If the heat transfer unit has a steam supply modulating control valve, all condensate drains must flow by gravity to a collection tank or pumping system, which then will pump the condensate back to the boiler area.

8. Condensate Removal

When designing heat transfer units, condensate drainage is accomplished by either gravity or pressure differential. Heat transfer equipment should be installed to promote gravity drainage, with no vertical lift before or after steam traps if possible. This is very crucial in any application that has a modulating steam control valve.

Other applications do not permit gravity drainage, and therefore, care should be taken to ensure no undue backpressure is placed on the drain devices (steam trap or control valve). Numerous premature failures and performance problems are due to unanticipated backpressure on the drain devices, which causes condensate to accumulate in the heat transfer unit. This will result in waterhammer and inadequate temperature control. Poor condensate drainage also can result in corrosion problems for the heat transfer unit.

If the heat transfer unit has a steam supply modulating control valve, all condensate drains must flow by gravity to a collection tank or pumping system, which then will pump the condensate back to the boiler area. To ensure proper control of any of the heat transfer, it is essential to have zero backpressure or vertical lifts in the condensate piping.
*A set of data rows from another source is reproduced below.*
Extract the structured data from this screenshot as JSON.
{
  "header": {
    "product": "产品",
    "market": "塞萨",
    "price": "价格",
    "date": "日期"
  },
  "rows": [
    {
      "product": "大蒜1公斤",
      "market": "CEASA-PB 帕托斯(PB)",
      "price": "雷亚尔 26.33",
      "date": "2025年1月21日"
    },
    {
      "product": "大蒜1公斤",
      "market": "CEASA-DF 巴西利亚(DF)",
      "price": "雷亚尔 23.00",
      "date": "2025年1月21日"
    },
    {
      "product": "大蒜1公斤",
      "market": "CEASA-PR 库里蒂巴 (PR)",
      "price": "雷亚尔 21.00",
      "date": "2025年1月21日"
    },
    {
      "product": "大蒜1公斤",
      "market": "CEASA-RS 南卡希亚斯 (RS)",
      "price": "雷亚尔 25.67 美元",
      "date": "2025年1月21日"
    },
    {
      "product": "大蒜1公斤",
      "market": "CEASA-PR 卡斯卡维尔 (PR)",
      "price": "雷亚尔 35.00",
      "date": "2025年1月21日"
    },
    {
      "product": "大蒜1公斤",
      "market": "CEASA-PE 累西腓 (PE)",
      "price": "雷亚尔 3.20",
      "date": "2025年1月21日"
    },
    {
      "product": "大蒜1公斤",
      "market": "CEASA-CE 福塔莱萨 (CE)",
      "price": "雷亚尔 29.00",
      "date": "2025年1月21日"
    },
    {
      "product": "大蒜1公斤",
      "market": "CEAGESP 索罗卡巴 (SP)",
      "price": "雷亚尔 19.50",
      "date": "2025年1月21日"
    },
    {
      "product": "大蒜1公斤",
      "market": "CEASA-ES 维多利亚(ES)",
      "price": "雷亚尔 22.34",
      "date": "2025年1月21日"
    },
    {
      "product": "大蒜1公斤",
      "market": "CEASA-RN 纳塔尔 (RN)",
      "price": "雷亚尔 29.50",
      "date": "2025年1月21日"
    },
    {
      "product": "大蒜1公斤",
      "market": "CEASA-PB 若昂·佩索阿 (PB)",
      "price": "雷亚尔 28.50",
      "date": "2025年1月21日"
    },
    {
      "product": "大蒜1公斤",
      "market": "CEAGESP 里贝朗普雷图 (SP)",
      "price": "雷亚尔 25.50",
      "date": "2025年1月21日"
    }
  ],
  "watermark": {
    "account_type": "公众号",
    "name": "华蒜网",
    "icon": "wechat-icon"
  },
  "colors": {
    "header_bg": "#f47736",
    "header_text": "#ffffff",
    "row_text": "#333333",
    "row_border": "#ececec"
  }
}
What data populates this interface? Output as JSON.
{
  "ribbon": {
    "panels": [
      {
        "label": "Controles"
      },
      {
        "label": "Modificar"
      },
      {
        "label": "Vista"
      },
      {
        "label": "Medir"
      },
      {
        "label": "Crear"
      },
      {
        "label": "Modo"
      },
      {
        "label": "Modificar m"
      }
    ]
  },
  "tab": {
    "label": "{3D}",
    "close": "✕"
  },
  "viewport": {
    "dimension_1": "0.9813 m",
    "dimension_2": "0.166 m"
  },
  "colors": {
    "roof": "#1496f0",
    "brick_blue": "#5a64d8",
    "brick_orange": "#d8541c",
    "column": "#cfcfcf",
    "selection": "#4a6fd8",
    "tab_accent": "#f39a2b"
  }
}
The horizontal distance from the vertical drop leg (condensate outlet of the heat exchanger) to the steam trap should never be more than 8". Any length of greater than 8" can lead to steam locking. Also, install a test valve or a visual sight glass after the steam trap for visual indication of performance.

9. Insulation

All exposed surface areas in a heat transfer application should be insulated. One good source for information on adequately insulating steam lines is the U.S. Department of Energy’s steam tip sheets. They describe payback and material selection in detail.

10. Control Valve Piping

The sizing and length of pipe from the control valve outlet to the inlet nozzle on the heat transfer unit is critical. Control valve outlet piping must be increased to be equal to or larger than the inlet connection to the heat transfer unit. Also, the control valve should be located at least 10 pipe diameters away from the heat transfer unit with the expanded pipe.

11. Vacuum Breakers

All heat transfer components, whether shell-and-tube, plate-and-frame or any other device, require vacuum breakers. Vacuum breakers protect heat exchanging equipment when a system is shut down by preventing a vacuum from occurring. Additionally, the vacuum breaker maintains the condensate in the heat transfer equipment. Generally, it is recommended that all heat transfer devices have an air vent and vacuum breaker installed at points designated by the heat transfer manufacturer. The normal locations are close to the steam inlet or on the top portion of the heat transfer unit.

In any steam application, first review and follow all relative jurisdictional codes. Then, eliminate premature failures and enhance the likelihood of proper performance and longevity of heat transfer units (and their associated components) by understanding selection, installation and maintenance requirements.